The Internet and the Web did not have to exist. They come to us courtesy of misallocated defense money, skunkworks engineering projects, worse-is-better engineering practices, big science, naive liberal idealism, cranky libertarian politics, techno-fetishism, and the sweat and capital of programmers and investors who thought they’d found an easy way to strike it rich.
The result is, amazingly, a simple, open (for now), almost universal platform for networked applications. This platform contains much of human knowledge and supports most fields of human endeavor. We think it’s time to seriously start applying its rules to distributed programming, to open up that information and those processes to automatic clients. If you agree, this book will show you how to do it.
REST stands for "REpresentational State Transfer", which is a bit of a mouthful, and is best described in terms of the goals it proposes for a Web API design. A key underlying principle is that REST attempts to use as much of the HTTP protocol as possible to communicate information. This is in contrast to other standards that place all pertinent information about the request mostly in the request's body.
A key consideration when considering an HTTP request is the difference between method information and scoping information.
Here are some key elements of a REST protocol:
Chapter 4 of Restful Web Services discusses an approach to achieve RESTfullness, that the authors term "Resource Oriented Architecture". It emphasizes the concept of resource, i.e. any part of the service important enough to be addressed by itself.
Any resource should be addressable via at least one URI (though it is possible for multiple URIs to refer to the same resource). This is a key feature afforded to us by the use of the web. Statelessness is another key part of this: That URI should be all the information you need to get to the resource. The server should not have to remember anything from your prior activities on the site.
As an example let us consider the following entity-relation graph for the student evaluations database:
There are numerous resources in this instance. We name just a few:
Resource | Description | URI Scheme | Properties | Links |
---|---|---|---|---|
students | Represents the list of students | /student | students | |
student | Represents a student | /student/{login} | login first last | enrollments |
section | Represents a specific offering of a course | /section/{year}/{term}/{no} | state | course enrolled year term |
Inclass activity: Consider what other resources we have, what URIs we might use for them, and what links to other resources they would have.
In the above example we also see another key feature of a RESTful design, using the "hypermedia" feature of the HTTP protocol. It may be a trivial thought these days, but the fact that we can link different pages together is key. For instance in the example above the student resource would include in it a link to the enrollment resources for that student. RESTful resources are fundamentally linked to one another, so that a client of our service can navigate their way by following these links, in much the same way that a user of a website navigates taht site by following links.

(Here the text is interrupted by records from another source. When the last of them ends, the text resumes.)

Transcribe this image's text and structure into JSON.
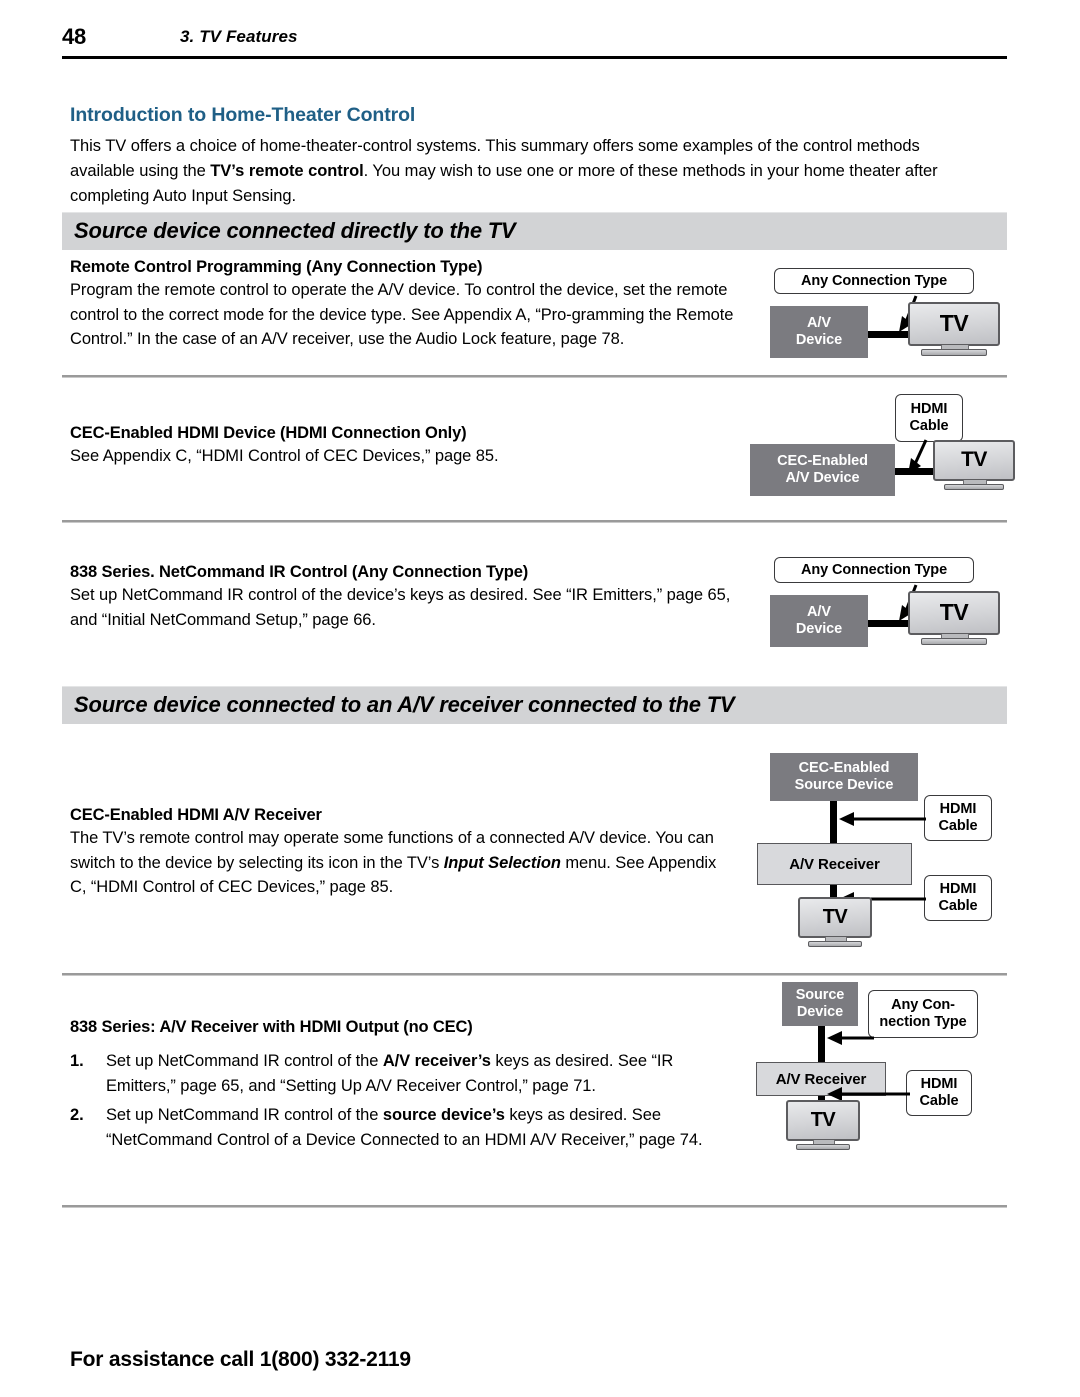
{
  "page": {
    "folio": "48",
    "chapter": "3.  TV Features",
    "footer": "For assistance call 1(800) 332-2119",
    "accent_color": "#1f5f86",
    "banner_color": "#d2d3d5",
    "device_dark_color": "#7b7b80",
    "device_light_color": "#d8d9dc"
  },
  "intro": {
    "title": "Introduction to Home-Theater Control",
    "paragraph_part1": "This TV offers a choice of home-theater-control systems. This summary offers some examples of the control methods available using the ",
    "paragraph_bold": "TV’s remote control",
    "paragraph_part2": ".  You may wish to use one or more of these methods in your home theater after completing Auto Input Sensing."
  },
  "sections": [
    {
      "banner": "Source device connected directly to the TV"
    },
    {
      "banner": "Source device connected to an A/V receiver connected to the TV"
    }
  ],
  "blocks": [
    {
      "heading": "Remote Control Programming (Any Connection Type)",
      "body": "Program the remote control to operate the A/V device.  To control the device, set the remote control to the correct mode for the device type.  See  Appendix A, “Pro-gramming the Remote Control.”  In the case of an A/V receiver, use the Audio Lock feature, page 78."
    },
    {
      "heading": "CEC-Enabled HDMI Device (HDMI Connection Only)",
      "body": "See Appendix C, “HDMI Control of CEC Devices,” page 85."
    },
    {
      "heading": "838 Series.  NetCommand IR Control (Any Connection Type)",
      "body": "Set up NetCommand IR control of the device’s keys as desired.  See “IR Emitters,” page 65, and “Initial NetCommand Setup,” page 66."
    },
    {
      "heading": "CEC-Enabled HDMI A/V Receiver",
      "body_part1": "The TV’s remote control may operate some functions of a connected A/V device. You can switch to the device by selecting its icon in the TV’s ",
      "body_italic": "Input Selection",
      "body_part2": " menu. See Appendix C, “HDMI Control of CEC Devices,” page 85."
    },
    {
      "heading": "838 Series:  A/V Receiver with HDMI Output (no CEC)",
      "steps": [
        {
          "num": "1.",
          "part1": "Set up NetCommand IR control of the ",
          "bold": "A/V receiver’s",
          "part2": " keys as desired.  See “IR Emitters,” page 65, and “Setting Up A/V Receiver Control,” page 71."
        },
        {
          "num": "2.",
          "part1": "Set up NetCommand IR control of the ",
          "bold": "source device’s",
          "part2": " keys as desired.  See “NetCommand Control of a Device Connected to an HDMI A/V Receiver,” page 74."
        }
      ]
    }
  ],
  "diagrams": [
    {
      "id": "diagram-remote-control",
      "callout": "Any Connection Type",
      "device": "A/V\nDevice",
      "device_line1": "A/V",
      "device_line2": "Device",
      "tv": "TV"
    },
    {
      "id": "diagram-cec-hdmi",
      "callout_line1": "HDMI",
      "callout_line2": "Cable",
      "device_line1": "CEC-Enabled",
      "device_line2": "A/V Device",
      "tv": "TV"
    },
    {
      "id": "diagram-netcommand-ir",
      "callout": "Any Connection Type",
      "device_line1": "A/V",
      "device_line2": "Device",
      "tv": "TV"
    },
    {
      "id": "diagram-cec-receiver",
      "source_line1": "CEC-Enabled",
      "source_line2": "Source Device",
      "receiver": "A/V Receiver",
      "callout_top_line1": "HDMI",
      "callout_top_line2": "Cable",
      "callout_bottom_line1": "HDMI",
      "callout_bottom_line2": "Cable",
      "tv": "TV"
    },
    {
      "id": "diagram-receiver-no-cec",
      "source_line1": "Source",
      "source_line2": "Device",
      "receiver": "A/V Receiver",
      "callout_top_line1": "Any Con-",
      "callout_top_line2": "nection Type",
      "callout_bottom_line1": "HDMI",
      "callout_bottom_line2": "Cable",
      "tv": "TV"
    }
  ]
}
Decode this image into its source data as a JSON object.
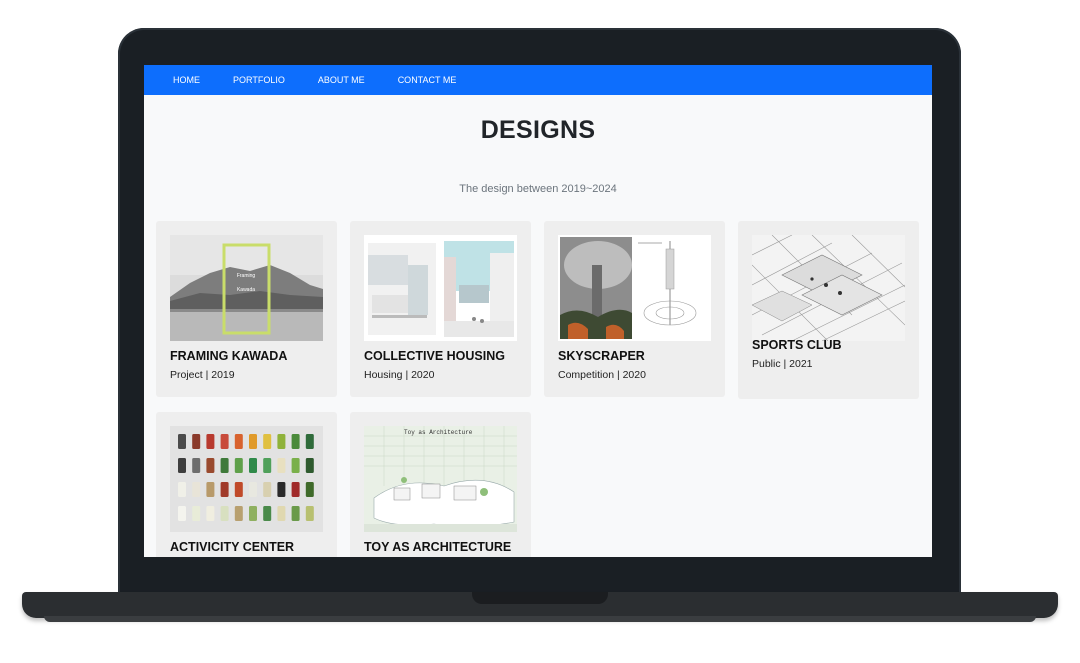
{
  "nav": {
    "items": [
      "HOME",
      "PORTFOLIO",
      "ABOUT ME",
      "CONTACT ME"
    ]
  },
  "page": {
    "title": "DESIGNS",
    "subtitle": "The design between 2019~2024"
  },
  "projects": [
    {
      "title": "FRAMING KAWADA",
      "meta": "Project | 2019",
      "overlay_line1": "Framing",
      "overlay_line2": "Kawada"
    },
    {
      "title": "COLLECTIVE HOUSING",
      "meta": "Housing | 2020"
    },
    {
      "title": "SKYSCRAPER",
      "meta": "Competition | 2020"
    },
    {
      "title": "SPORTS CLUB",
      "meta": "Public | 2021"
    },
    {
      "title": "ACTIVICITY CENTER",
      "meta": ""
    },
    {
      "title": "TOY AS ARCHITECTURE",
      "meta": "",
      "thumb_caption": "Toy as Architecture"
    }
  ],
  "colors": {
    "accent": "#0d6efd",
    "frame": "#c9dd6a"
  }
}
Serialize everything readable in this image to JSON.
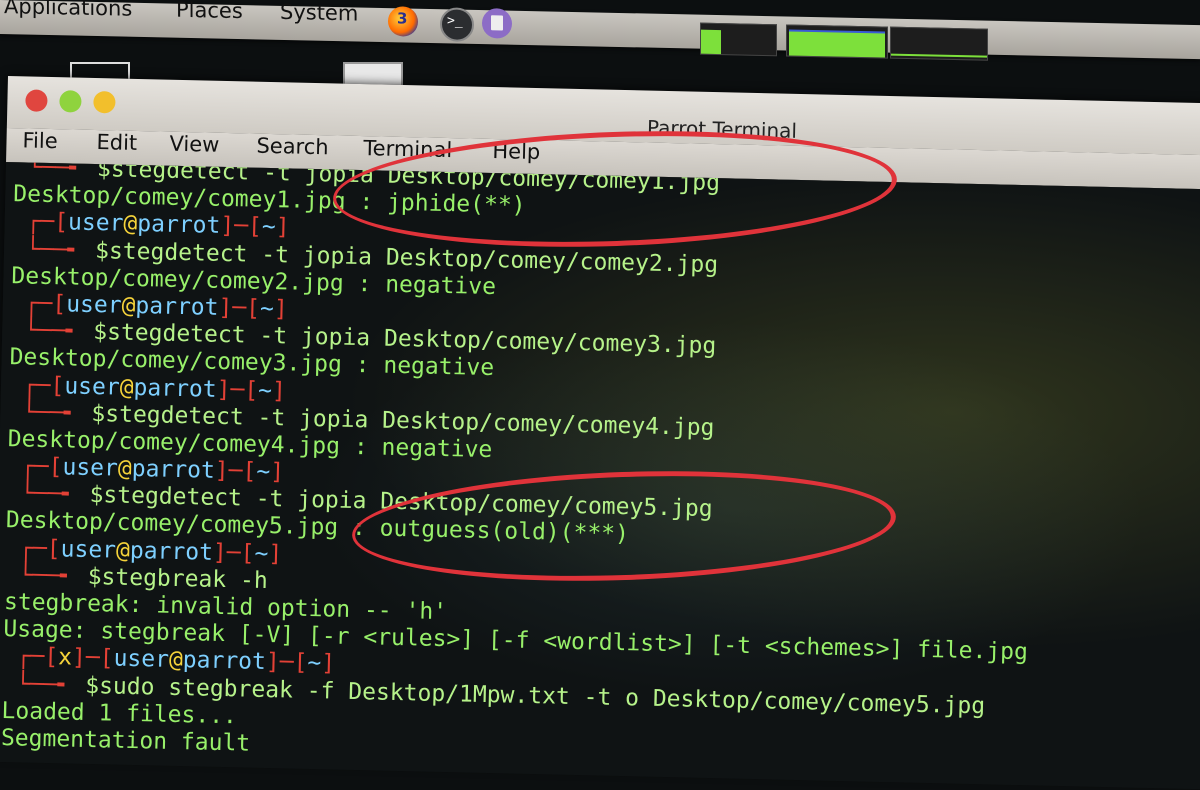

Another key feature of a RESTful design is the use of a common "interface", via consistent use of the HTTP method verbs:
Used for essentially two purposes. One is to create "subordinate resources". For instance, performing a POST in the "students" resource earlier could be used to create a new student. It would be similar in effect to performing a PUT at the student resource directly. In order to determine which of the two should be used, we need to ask who is responsible for generating the new resource's "name" and URI. If it is the client, then a PUT is used; If it is the server, then a POST on the parent is used.
The second use of POST is to update information of a resource. For example if a student changes name, we would update that information via a POST request to the specific student's URI.
In both usages the key is that POST is used to update subordinate information for a resource, be they resources themselves or just properties/data associated with the resource.
Two important concepts that emerge from proper usage of HTTP methods are safety and indempotence.
A safe request is one that does not change the server state. For instance in a proper design, all GET and HEAD requests are safe, as they simply fetch information. By constrast, DELETE, PUT and POST are not safe, as they are fundamentally designed to change the server state.
This may seem like a minor point, but it has some important consequences. In earlier days, before some of these notions were crystallized, GET requests were often used to delete resources. For instance a GET request to "/yourresourceURI/delete" would delete the resource. Around the same time some of the popular browsers attempted to speed up your work by following via GET any links in a webpage, and prefetching them so they can show them to the user faster should the user click one of those links. These browsers had no way of knowing whether the GET request they made would end up deleting something or not. Disaster ensued. We need to be able to trust that GET operations are safe, so that we an perform them as a way of prefetching without worrying about changing server data.
Idempotence is a slightly different idea. An operation is idempotent, if repeating it has no effect. Sending two identical DELETE requests for example should result in the second request doing nothing; the resource was already deleted from the first request. In general we expect GET, HEAD, DELETE and PUT to all be idempotent. This allows clients to safely send such a request a second type and not worry about the effect to the server.
THe idempotence of PUT should be kept in mind. PUT creates or replaces a resource, it does not update it in the way that POST does. You can send a PUT request multiple times and expect the effect to be the same as if you used it once, in the same way that having multiple "x=5" assignments is the same as having only one such assignment. By contrast, POST is more analogous to a "x++" statement. Multiple POSTs could have accumulated effects.